Indeed, Holmes’ script is a little broad – perhaps waiting for Pertwee to make the role his own. He doesn’t immediately own the role in the same way that Tom Baker or David Tennant would, but I think the stronger story around him distracts a bit from his own performance. We do get the typical post-generation hijinks where the character “settles in” to his new body, with Pertwee indulging his comedic instincts by demonstrating his new face is “very flexible.” It’s a strong start the character. If you look closely when the Doctor is showering, you can make out the actor’s tattoo on his forearm (of a snake). While it’s not exactly relevant and is just a production error, I do like the theory that it’s some sort of brand the Time Lords put on his body. There’s never anything in the show too small to merit a detailed fan theory, after all.
Outside of all the massive changes, I think that Spearhead from Spaceworks so well because it’s simply a solid little episode, with any number of factors falling perfectly into place. I especially love Robert Holmes’ portrayal of wily country folk – the hospital porter who makes a few bob selling a story to The Daily Chronicle, or the poacher hiding his find from the authorities. That said, guest star Neil Wilson is occasionally (and probably intentionally) difficult to understand with his Welsh accent. There’s something so perfectly regional and rural about Holmes’ portrayal of these small villages, inherently wary of outsiders and keen to turn a profit at the expense of the city-slickers.

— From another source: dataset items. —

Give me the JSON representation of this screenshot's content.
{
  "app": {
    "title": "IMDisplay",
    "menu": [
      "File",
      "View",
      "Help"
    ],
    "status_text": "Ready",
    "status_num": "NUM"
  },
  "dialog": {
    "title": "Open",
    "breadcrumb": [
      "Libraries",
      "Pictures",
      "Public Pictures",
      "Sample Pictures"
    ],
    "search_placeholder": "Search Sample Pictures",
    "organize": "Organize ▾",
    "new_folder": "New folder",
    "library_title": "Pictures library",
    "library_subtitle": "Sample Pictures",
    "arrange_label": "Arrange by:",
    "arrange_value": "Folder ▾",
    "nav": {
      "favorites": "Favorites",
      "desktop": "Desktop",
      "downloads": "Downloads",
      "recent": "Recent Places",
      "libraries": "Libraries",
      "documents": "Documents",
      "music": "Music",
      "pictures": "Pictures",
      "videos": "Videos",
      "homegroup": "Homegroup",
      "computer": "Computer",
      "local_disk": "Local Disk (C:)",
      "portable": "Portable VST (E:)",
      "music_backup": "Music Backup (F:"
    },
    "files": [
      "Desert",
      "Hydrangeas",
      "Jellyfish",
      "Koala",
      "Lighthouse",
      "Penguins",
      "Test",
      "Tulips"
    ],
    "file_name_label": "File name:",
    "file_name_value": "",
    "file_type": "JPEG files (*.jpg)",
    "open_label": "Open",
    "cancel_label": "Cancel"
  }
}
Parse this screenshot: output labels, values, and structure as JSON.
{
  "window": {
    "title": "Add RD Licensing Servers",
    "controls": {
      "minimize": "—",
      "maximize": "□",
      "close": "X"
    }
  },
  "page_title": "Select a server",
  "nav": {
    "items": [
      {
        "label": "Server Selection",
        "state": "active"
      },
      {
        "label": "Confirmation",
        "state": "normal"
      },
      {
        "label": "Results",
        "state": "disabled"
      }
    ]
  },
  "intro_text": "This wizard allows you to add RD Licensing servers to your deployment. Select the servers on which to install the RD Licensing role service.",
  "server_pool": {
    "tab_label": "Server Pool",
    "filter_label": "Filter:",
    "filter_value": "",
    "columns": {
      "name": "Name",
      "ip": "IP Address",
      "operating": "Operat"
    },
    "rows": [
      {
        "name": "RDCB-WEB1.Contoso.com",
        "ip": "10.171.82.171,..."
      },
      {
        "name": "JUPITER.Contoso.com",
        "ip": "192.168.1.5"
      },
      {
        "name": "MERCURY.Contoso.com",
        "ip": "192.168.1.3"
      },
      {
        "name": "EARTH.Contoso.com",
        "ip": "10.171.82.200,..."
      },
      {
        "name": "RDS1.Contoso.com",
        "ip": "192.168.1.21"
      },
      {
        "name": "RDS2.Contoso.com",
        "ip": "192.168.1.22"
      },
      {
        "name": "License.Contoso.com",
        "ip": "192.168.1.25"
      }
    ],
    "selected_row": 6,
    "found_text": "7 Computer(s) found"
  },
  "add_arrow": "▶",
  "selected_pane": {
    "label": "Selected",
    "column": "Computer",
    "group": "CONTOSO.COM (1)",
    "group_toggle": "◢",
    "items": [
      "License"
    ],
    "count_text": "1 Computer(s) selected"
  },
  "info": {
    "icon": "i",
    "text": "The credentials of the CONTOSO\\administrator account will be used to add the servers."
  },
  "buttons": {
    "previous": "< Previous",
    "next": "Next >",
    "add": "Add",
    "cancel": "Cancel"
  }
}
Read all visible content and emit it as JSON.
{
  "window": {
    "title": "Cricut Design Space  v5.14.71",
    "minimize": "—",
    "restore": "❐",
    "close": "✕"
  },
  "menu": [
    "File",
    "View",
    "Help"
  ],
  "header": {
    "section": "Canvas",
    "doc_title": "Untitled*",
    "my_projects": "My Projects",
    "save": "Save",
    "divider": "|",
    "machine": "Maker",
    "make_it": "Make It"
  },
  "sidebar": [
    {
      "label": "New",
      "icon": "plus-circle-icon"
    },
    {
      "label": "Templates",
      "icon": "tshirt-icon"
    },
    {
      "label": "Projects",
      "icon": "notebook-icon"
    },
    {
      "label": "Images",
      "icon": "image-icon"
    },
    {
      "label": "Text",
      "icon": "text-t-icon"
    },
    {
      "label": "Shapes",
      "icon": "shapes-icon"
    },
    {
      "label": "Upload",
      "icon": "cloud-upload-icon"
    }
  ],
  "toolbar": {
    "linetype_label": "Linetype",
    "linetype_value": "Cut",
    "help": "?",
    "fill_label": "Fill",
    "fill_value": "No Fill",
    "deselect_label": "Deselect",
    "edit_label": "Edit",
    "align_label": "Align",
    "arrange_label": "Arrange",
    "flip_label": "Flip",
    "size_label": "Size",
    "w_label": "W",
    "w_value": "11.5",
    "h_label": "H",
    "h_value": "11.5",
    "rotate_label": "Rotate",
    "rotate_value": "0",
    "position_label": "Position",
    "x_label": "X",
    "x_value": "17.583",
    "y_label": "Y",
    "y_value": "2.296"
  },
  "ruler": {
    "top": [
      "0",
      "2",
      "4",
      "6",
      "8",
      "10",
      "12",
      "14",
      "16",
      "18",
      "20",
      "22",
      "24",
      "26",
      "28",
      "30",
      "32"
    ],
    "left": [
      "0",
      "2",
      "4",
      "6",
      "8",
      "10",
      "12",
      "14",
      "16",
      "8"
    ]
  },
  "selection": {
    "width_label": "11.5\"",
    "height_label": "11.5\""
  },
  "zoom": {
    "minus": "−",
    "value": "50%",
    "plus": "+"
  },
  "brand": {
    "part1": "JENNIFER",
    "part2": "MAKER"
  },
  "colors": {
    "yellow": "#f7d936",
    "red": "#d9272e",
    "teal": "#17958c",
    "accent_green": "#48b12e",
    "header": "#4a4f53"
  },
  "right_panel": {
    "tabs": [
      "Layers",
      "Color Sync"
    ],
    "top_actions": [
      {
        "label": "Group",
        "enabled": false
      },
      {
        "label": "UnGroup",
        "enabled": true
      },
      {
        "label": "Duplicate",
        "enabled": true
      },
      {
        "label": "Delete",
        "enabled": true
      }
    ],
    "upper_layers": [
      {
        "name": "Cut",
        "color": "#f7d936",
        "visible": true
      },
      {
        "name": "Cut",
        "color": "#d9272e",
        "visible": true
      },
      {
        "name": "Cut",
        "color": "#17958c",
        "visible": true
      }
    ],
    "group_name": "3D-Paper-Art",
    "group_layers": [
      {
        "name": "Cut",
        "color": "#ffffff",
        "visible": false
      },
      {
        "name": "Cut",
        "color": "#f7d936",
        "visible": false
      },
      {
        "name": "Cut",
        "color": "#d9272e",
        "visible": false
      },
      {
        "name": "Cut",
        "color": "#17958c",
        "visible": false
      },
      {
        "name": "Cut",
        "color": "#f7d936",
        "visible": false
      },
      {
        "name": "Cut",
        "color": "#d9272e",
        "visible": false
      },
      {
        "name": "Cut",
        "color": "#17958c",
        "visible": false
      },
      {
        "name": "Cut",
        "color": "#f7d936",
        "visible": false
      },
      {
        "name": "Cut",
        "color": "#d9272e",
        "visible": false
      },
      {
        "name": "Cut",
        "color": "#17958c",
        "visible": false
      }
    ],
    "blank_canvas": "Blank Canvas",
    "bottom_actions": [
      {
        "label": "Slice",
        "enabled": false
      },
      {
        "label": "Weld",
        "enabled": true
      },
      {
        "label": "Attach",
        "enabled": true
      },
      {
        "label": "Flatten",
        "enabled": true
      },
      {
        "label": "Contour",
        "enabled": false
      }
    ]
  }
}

It’s also worth mentioning Derek Martinus’ direction. He does an excellent job, especially with the establishing shots at the factory. That said, my favourite sequence is the Brigadier’s impromptu press conference at the hospital. Martinus shoots the scene from the point-of-view of the reporters, as if the viewer is watching it on the news. It’s an old trick today, but it seems quite clever for a show at the time, especially one with so much else going on. That said, the scene wouldn’t work nearly as well without Holmes’ sharp script, with the Brigadier suggesting the mysterious occurences were down to “training exercises.”
I love Spearhead from Space. I think it’s easily the best episode to show to a new fan of the show, to convince them of the merits of the classic series. I think it was one of the first few that I watched getting into it, and it made quite a fan out of me.